Dalkia, Eiffage et RATP signent le contrat du réseau de chaleur parisien pour 25 ans
La Ville de Paris, la Banque des Territoires et le groupement Dalkia-Eiffage-RATP Solutions Ville ont signé les actes constitutifs et contractuels de la Société d'économie mixte à opération unique (SEMOP) titulaire du nouveau contrat de concession du réseau de chaleur urbain parisien. Cette nouvelle concession assurera l'exploitation, la modernisation et la décarbonation du service public de chauffage urbain à partir du 1er janvier 2027 pour une durée de 25 ans.
Structure et composition de la SEMOP
Le contrat de concession a été signé le 10 avril 2026 entre la Ville de Paris et une SEMOP associant la Ville de Paris (34 %), la Banque des Territoires (15 %) et le groupement constitué par Dalkia, Eiffage et RATP Solutions Ville (51 %). L'accord est entré en vigueur le 23 avril 2026 suite à sa notification par la Ville de Paris.
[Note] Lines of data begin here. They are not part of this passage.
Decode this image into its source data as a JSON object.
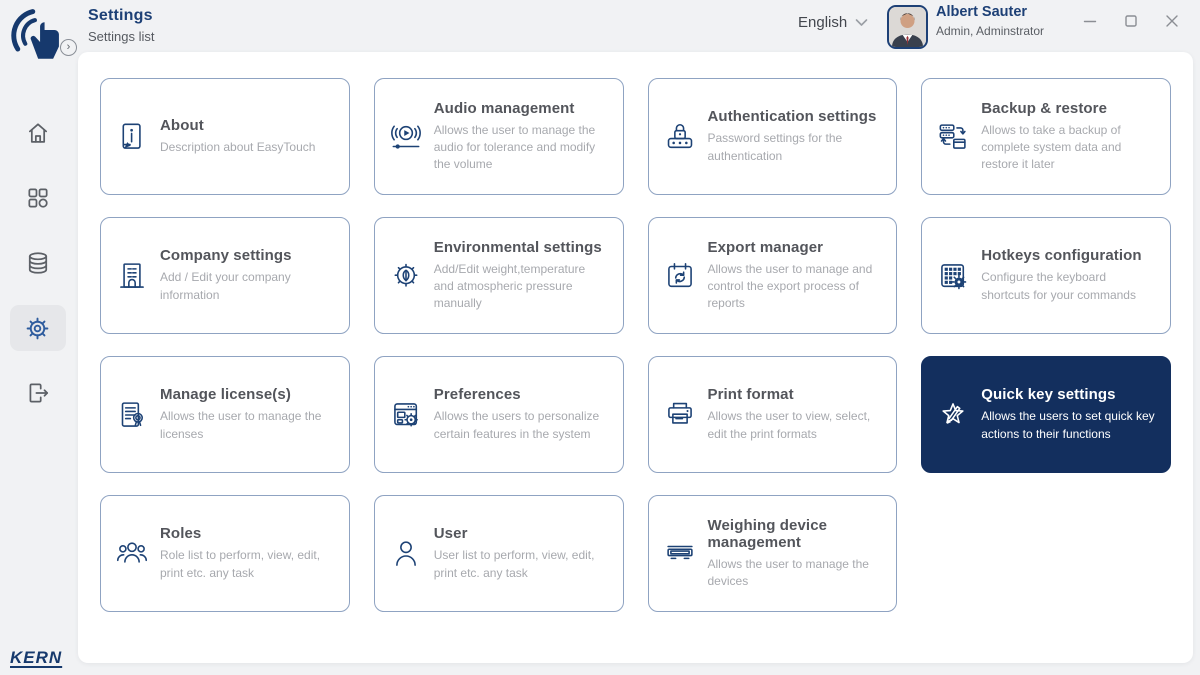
{
  "header": {
    "title": "Settings",
    "subtitle": "Settings list",
    "language": "English",
    "user_name": "Albert Sauter",
    "user_role": "Admin, Adminstrator"
  },
  "window_controls": {
    "minimize": "minimize",
    "maximize": "maximize",
    "close": "close"
  },
  "sidebar": {
    "brand": "KERN",
    "expand_glyph": "›",
    "items": [
      {
        "name": "home",
        "active": false
      },
      {
        "name": "apps",
        "active": false
      },
      {
        "name": "database",
        "active": false
      },
      {
        "name": "settings",
        "active": true
      },
      {
        "name": "logout",
        "active": false
      }
    ]
  },
  "colors": {
    "navy": "#16396d",
    "active_card_bg": "#132f5e",
    "card_border": "#8fa3c2",
    "page_bg": "#f1f2f4",
    "title_text": "#53555b",
    "desc_text": "#a7a9ae"
  },
  "cards": [
    {
      "title": "About",
      "description": "Description about EasyTouch",
      "icon": "about-icon",
      "active": false
    },
    {
      "title": "Audio management",
      "description": "Allows the user to manage the audio for tolerance and modify the volume",
      "icon": "audio-icon",
      "active": false
    },
    {
      "title": "Authentication settings",
      "description": "Password settings for the authentication",
      "icon": "lock-keypad-icon",
      "active": false
    },
    {
      "title": "Backup & restore",
      "description": "Allows to take a backup of complete system data and restore it later",
      "icon": "backup-restore-icon",
      "active": false
    },
    {
      "title": "Company settings",
      "description": "Add / Edit your company information",
      "icon": "building-icon",
      "active": false
    },
    {
      "title": "Environmental settings",
      "description": "Add/Edit weight,temperature and atmospheric pressure manually",
      "icon": "eco-gear-icon",
      "active": false
    },
    {
      "title": "Export manager",
      "description": "Allows the user to manage and control the export process of reports",
      "icon": "export-calendar-icon",
      "active": false
    },
    {
      "title": "Hotkeys configuration",
      "description": "Configure the keyboard shortcuts for your commands",
      "icon": "hotkeys-keypad-icon",
      "active": false
    },
    {
      "title": "Manage license(s)",
      "description": "Allows the user to manage the licenses",
      "icon": "license-certificate-icon",
      "active": false
    },
    {
      "title": "Preferences",
      "description": "Allows the users to personalize certain features in the system",
      "icon": "preferences-window-icon",
      "active": false
    },
    {
      "title": "Print format",
      "description": "Allows the user to view, select, edit the print formats",
      "icon": "printer-icon",
      "active": false
    },
    {
      "title": "Quick key settings",
      "description": "Allows the users to set quick key actions to their functions",
      "icon": "quick-key-star-icon",
      "active": true
    },
    {
      "title": "Roles",
      "description": "Role list to perform, view, edit, print etc. any task",
      "icon": "roles-group-icon",
      "active": false
    },
    {
      "title": "User",
      "description": "User list to perform, view, edit, print etc. any task",
      "icon": "user-icon",
      "active": false
    },
    {
      "title": "Weighing device management",
      "description": "Allows the user to manage the devices",
      "icon": "weighing-scale-icon",
      "active": false
    }
  ]
}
Le Conseil de Paris a approuvé le choix du groupement le 17 décembre 2025, au terme d'une procédure de sélection lancée en 2023. Cette nouvelle SEMOP prend la succession de la Compagnie Parisienne de Chauffage Urbain (CPCU), qui exploite le réseau depuis 1927. Le service public actuel arrive à échéance le 31 décembre 2026.
Périmètre et envergure du réseau
Le réseau de chaleur parisien alimente aujourd'hui près d'un million de personnes à Paris et dans 16 communes limitrophes : Asnières-sur-Seine, Aubervilliers, Boulogne-Billancourt, Charenton-le-Pont, Choisy-le-Roi, Clichy-la-Garenne, Gennevilliers, Gentilly, Île-Saint-Denis, Issy-les-Moulineaux, Ivry-sur-Seine, Le Kremlin-Bicêtre, Levallois-Perret, Saint-Denis, Saint-Ouen et Vitry-sur-Seine.
Sur la durée de 25 ans de la concession, le nombre d'abonnés devrait augmenter de 6330 à 9100 (+ 43 %), avec 40 % de nouveaux abonnés raccordés en zones blanches. La longueur du réseau (vapeur et eau chaude) passera de 534 km à 750 km (+ 40 %).
Objectifs de décarbonation et d'investissement
La SEMOP prévoit un plan d'investissement de près de 3,4 milliards d'euros sur 25 ans. Dès 2034, la part des énergies renouvelables et de récupération (EnR²) passera de 50 % à 76 % du mix énergétique, permettant une réduction de 50 % des émissions de CO2. L'objectif à l'horizon 2050 est d'atteindre 100 % d'énergies renouvelables et de récupération.
Neuf sources d'énergie bas-carbone seront mobilisées : géothermie, récupération de chaleur sur l'eau de Seine, valorisation de la chaleur fatale du métro, unités de valorisation énergétique, pellets, bois B, combustibles solides de récupération, biocombustibles, et électricité via des pompes à chaleur et deux chaudières électriques. La part du gaz sera réduite de 50 % d'ici 2034. Sur toute la durée de la concession, 12 millions de tonnes de CO2 seront évitées par rapport à l'utilisation d'énergies fossiles.
La concession comprend également une baisse de tarif dès 2027 pour 70 % des usagers du réseau. Le nombre de collaborateurs au statut IEG (Industries Électriques et Gazières) passera de 550 à 617 sur les 25 ans.